US 11,789,729 B2
Systems and methods for computing dot products of nibbles in two tile operands
Raanan Sade, Kibutz Sarid (IL); Simon Rubanovich, Haifa (IL); Amit Gradstein, Binyamina (IL); Zeev Sperber, Zichron Yackov (IL); Alexander Heinecke, San Jose, CA (US); Robert Valentine, Kiryat Tivon (IL); Mark J. Charney, Lexington, MA (US); Bret Toll, Hillsboro, OR (US); Jesus Corbal, King City, OR (US); and Elmoustapha Ould-Ahmed-Vall, Chandler, AZ (US)
Assigned to Intel Corporation, Santa Clara, CA (US)
Filed by Intel Corporation, Santa Clara, CA (US)
Filed on Dec. 29, 2017, as Appl. No. 15/858,916.

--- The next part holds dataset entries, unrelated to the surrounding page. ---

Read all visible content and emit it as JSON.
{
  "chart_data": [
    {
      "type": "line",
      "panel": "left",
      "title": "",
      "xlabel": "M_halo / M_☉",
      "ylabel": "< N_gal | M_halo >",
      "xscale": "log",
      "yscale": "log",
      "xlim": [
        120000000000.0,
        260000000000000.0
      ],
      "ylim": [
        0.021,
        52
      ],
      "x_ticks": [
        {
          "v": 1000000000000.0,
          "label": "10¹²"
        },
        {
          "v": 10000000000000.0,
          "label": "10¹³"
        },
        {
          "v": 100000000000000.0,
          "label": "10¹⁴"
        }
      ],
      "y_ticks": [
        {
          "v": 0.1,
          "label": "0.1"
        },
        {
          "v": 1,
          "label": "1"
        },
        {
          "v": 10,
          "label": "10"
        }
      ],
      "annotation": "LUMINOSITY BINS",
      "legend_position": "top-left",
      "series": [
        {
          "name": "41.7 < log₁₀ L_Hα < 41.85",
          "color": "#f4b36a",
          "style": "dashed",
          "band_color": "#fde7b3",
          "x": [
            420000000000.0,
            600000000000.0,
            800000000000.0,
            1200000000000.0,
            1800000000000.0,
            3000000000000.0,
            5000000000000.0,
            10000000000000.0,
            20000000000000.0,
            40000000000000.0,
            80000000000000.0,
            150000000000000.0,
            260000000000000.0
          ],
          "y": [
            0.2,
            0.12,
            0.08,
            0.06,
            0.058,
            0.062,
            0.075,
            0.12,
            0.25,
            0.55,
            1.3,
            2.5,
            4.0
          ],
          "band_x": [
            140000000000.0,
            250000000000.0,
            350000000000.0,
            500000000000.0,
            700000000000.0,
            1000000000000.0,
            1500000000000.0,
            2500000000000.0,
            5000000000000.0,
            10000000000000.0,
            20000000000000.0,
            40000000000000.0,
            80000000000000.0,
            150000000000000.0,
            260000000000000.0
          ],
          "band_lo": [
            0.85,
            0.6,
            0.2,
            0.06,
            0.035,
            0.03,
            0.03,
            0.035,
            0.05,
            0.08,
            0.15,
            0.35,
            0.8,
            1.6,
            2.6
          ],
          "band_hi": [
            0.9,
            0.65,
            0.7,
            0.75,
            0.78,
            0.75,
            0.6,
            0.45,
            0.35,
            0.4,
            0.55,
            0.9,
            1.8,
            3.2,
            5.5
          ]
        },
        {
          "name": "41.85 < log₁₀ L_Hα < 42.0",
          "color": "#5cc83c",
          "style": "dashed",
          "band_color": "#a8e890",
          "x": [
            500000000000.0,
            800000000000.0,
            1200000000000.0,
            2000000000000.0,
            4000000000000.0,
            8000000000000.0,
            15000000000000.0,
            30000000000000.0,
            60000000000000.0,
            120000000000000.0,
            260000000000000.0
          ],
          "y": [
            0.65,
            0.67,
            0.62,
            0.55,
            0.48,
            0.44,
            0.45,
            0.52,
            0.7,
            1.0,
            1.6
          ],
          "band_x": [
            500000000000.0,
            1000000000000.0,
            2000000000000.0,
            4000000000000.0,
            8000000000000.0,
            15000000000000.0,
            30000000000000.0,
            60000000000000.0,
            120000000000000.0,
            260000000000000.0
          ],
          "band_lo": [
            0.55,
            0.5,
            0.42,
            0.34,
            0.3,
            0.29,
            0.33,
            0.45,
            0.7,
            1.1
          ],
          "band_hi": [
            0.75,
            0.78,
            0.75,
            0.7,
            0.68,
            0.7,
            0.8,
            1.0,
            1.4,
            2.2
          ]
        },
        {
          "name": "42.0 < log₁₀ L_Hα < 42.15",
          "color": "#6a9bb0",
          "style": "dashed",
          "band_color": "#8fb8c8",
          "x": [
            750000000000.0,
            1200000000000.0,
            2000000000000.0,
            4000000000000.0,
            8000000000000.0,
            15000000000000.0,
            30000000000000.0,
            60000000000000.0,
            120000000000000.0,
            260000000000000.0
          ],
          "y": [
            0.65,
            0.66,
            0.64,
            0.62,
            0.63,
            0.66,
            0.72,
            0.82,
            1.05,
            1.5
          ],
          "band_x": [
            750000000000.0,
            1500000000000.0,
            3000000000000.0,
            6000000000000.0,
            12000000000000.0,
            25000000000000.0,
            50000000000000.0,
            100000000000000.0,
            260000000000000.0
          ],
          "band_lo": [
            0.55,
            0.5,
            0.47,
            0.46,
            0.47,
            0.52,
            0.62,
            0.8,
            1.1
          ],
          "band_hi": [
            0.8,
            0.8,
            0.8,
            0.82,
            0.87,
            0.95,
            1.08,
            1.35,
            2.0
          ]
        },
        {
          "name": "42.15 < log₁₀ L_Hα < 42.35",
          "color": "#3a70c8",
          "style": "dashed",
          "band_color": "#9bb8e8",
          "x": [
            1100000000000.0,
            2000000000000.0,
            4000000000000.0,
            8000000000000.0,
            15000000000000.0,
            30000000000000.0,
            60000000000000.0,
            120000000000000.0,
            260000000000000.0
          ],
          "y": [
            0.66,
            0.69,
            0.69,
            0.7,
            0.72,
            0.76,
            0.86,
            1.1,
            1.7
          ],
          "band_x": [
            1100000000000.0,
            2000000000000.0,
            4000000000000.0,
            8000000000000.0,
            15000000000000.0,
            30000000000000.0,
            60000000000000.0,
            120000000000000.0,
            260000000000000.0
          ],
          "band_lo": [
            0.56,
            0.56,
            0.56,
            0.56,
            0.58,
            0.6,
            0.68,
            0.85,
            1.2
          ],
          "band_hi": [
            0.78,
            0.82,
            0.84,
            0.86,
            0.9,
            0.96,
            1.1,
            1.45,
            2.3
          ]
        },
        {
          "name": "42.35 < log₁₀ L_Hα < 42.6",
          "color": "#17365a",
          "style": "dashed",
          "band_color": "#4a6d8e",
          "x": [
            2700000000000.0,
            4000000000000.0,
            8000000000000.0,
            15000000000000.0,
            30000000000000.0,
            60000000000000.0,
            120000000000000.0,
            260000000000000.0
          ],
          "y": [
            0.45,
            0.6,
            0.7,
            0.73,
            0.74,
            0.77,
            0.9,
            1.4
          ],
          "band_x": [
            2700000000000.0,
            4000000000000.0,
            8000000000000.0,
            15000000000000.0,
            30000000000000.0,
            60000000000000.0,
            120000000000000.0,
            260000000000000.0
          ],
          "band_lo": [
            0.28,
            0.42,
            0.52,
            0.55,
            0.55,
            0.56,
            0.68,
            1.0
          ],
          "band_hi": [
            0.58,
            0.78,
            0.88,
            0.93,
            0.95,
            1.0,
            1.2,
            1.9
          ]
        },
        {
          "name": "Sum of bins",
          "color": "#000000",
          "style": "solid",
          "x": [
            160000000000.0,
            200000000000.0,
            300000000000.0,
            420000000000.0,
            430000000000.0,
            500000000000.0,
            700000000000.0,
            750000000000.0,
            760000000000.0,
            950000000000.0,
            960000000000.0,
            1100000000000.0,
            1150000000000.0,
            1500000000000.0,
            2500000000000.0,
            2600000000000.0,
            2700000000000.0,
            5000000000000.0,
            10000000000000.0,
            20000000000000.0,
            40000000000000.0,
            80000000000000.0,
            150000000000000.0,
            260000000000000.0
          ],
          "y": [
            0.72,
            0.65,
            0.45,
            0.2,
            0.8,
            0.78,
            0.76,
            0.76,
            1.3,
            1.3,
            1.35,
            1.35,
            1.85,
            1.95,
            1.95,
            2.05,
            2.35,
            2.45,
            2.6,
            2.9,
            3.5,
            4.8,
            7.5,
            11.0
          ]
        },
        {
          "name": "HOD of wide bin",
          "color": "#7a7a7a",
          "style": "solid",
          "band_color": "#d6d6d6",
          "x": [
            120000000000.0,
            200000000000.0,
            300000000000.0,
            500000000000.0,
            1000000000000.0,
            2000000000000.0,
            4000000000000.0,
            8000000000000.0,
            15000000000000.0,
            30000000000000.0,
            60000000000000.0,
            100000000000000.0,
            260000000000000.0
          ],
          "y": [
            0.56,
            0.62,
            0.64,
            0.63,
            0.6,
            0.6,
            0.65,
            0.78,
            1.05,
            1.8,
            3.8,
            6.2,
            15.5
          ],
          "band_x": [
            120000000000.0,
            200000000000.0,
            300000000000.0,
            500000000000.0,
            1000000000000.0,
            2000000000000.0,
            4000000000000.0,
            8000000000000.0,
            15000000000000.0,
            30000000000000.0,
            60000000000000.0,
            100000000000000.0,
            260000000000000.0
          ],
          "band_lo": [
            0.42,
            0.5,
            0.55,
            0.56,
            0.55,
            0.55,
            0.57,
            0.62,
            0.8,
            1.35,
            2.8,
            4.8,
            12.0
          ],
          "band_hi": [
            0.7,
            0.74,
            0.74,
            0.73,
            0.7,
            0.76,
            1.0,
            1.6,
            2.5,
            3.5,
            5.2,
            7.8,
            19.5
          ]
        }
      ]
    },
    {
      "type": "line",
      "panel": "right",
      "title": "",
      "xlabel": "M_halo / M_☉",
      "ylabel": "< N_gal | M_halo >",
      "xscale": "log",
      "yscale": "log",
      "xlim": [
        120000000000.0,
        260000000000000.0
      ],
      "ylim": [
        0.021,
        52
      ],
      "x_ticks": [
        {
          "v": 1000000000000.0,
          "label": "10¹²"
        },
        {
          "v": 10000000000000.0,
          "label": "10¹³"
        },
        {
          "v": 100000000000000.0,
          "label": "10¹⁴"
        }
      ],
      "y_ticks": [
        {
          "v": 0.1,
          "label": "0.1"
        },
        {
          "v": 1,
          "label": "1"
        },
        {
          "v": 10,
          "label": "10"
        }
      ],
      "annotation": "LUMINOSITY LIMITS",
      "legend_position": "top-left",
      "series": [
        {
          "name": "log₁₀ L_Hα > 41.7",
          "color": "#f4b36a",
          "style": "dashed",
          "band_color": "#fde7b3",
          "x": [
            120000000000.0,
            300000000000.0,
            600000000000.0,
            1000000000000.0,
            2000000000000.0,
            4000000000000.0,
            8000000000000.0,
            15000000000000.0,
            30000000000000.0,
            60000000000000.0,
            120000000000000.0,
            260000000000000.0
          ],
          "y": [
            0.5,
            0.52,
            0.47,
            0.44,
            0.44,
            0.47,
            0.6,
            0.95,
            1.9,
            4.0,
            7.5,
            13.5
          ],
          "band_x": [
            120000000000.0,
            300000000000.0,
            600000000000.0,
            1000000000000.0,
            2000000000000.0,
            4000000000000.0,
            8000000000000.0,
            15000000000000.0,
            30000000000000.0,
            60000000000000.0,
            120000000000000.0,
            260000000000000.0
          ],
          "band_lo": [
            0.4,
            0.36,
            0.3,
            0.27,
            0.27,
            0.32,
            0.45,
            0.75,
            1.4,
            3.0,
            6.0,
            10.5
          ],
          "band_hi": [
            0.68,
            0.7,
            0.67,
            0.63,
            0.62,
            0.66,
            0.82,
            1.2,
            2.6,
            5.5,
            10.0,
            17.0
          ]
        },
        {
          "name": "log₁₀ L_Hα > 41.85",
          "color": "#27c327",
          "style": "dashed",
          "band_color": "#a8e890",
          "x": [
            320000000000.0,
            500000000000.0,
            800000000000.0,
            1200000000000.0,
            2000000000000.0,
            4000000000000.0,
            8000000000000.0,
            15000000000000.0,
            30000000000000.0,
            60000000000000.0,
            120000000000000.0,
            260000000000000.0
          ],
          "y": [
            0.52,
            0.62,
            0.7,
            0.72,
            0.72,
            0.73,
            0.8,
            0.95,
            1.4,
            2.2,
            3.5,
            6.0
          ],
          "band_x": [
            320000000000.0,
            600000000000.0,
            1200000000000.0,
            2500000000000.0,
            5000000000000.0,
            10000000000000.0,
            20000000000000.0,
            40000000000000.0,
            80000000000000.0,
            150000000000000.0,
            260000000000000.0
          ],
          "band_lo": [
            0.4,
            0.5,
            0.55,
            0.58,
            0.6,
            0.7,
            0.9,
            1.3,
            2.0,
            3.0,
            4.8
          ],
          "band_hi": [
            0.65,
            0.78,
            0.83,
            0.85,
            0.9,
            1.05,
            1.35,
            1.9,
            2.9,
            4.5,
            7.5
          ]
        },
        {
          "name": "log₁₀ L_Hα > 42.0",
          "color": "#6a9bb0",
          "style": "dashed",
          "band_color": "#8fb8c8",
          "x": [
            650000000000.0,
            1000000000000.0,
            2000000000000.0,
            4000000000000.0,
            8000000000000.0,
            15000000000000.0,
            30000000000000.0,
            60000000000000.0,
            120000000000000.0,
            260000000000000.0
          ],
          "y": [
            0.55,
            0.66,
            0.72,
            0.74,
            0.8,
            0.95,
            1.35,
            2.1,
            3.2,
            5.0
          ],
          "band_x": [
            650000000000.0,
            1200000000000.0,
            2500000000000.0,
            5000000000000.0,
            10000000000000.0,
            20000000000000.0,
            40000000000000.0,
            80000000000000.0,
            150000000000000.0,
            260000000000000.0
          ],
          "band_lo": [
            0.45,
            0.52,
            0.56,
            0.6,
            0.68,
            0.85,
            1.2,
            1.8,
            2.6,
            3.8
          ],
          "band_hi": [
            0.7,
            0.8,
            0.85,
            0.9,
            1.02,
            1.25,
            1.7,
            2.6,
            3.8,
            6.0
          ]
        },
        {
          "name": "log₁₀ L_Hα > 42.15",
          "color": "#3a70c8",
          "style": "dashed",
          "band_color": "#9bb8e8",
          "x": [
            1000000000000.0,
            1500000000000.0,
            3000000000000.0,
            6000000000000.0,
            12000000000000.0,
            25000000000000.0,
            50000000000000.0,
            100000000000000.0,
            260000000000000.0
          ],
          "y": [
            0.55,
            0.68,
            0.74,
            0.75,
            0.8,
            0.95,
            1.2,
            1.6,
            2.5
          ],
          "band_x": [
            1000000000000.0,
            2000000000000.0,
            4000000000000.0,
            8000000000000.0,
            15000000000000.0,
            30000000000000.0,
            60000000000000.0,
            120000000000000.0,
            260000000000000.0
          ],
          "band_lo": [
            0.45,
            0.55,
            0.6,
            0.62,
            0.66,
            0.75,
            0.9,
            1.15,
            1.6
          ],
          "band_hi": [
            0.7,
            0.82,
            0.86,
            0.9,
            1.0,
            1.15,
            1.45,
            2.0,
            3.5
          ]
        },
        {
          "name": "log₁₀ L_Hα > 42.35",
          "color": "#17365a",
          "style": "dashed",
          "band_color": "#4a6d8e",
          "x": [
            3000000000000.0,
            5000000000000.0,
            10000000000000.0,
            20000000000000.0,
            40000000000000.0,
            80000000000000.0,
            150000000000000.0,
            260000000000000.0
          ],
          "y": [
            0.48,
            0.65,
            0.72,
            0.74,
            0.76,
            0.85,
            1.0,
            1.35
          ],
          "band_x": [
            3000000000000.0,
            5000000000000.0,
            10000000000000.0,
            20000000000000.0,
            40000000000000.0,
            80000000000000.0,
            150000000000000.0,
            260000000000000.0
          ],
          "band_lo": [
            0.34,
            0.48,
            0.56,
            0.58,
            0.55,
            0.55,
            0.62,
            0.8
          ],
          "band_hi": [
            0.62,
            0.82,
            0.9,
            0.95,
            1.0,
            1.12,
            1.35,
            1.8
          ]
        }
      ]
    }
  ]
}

Prior Publication US 2019/0042235 A1, Feb. 7, 2019
Int. Cl. G06F 9/30 (2018.01); G06F 9/38 (2018.01)
CPC G06F 9/3001 (2013.01) [G06F 9/3005 (2013.01); G06F 9/3016 (2013.01); G06F 9/30036 (2013.01); G06F 9/30043 (2013.01); G06F 9/30076 (2013.01); G06F 9/30109 (2013.01); G06F 9/30123 (2013.01); G06F 9/30145 (2013.01); G06F 9/383 (2013.01); G06F 9/3824 (2013.01)] 21 Claims
OG exemplary drawing
 
1. A processor comprising:
decode circuitry configured to decode a tile dot product instruction having fields for an opcode, a destination identifier to identify a M by N destination matrix, a first source identifier to identify a M by K first source matrix, and a second source identifier to identify a K by N second source matrix, each of the matrices to contain doubleword elements; and
execution circuitry configured to execute the decoded single tile dot product instruction by causing a grid of fused multiply accumulate circuits, comprising a set of multipliers, an accumulator, and a saturation circuit, to perform a flow K times for each element (M,N) of the identified destination matrix, the flow comprising:
generating eight products by multiplying each nibble of a doubleword (32-bit) element (M,K) of the identified first source matrix by a corresponding nibble of a doubleword element (K,N) of the identified second source matrix with a corresponding multiplier of the set of multipliers;
accumulating the eight products with previous contents of the doubleword element (M,N) of the identified destination matrix to generate a sum by the accumulator;
saturating the sum to generate a saturated sum by the saturation circuit when the sum is beyond a range of an integer; and
storing the saturated sum at element (M,N) of the identified destination matrix.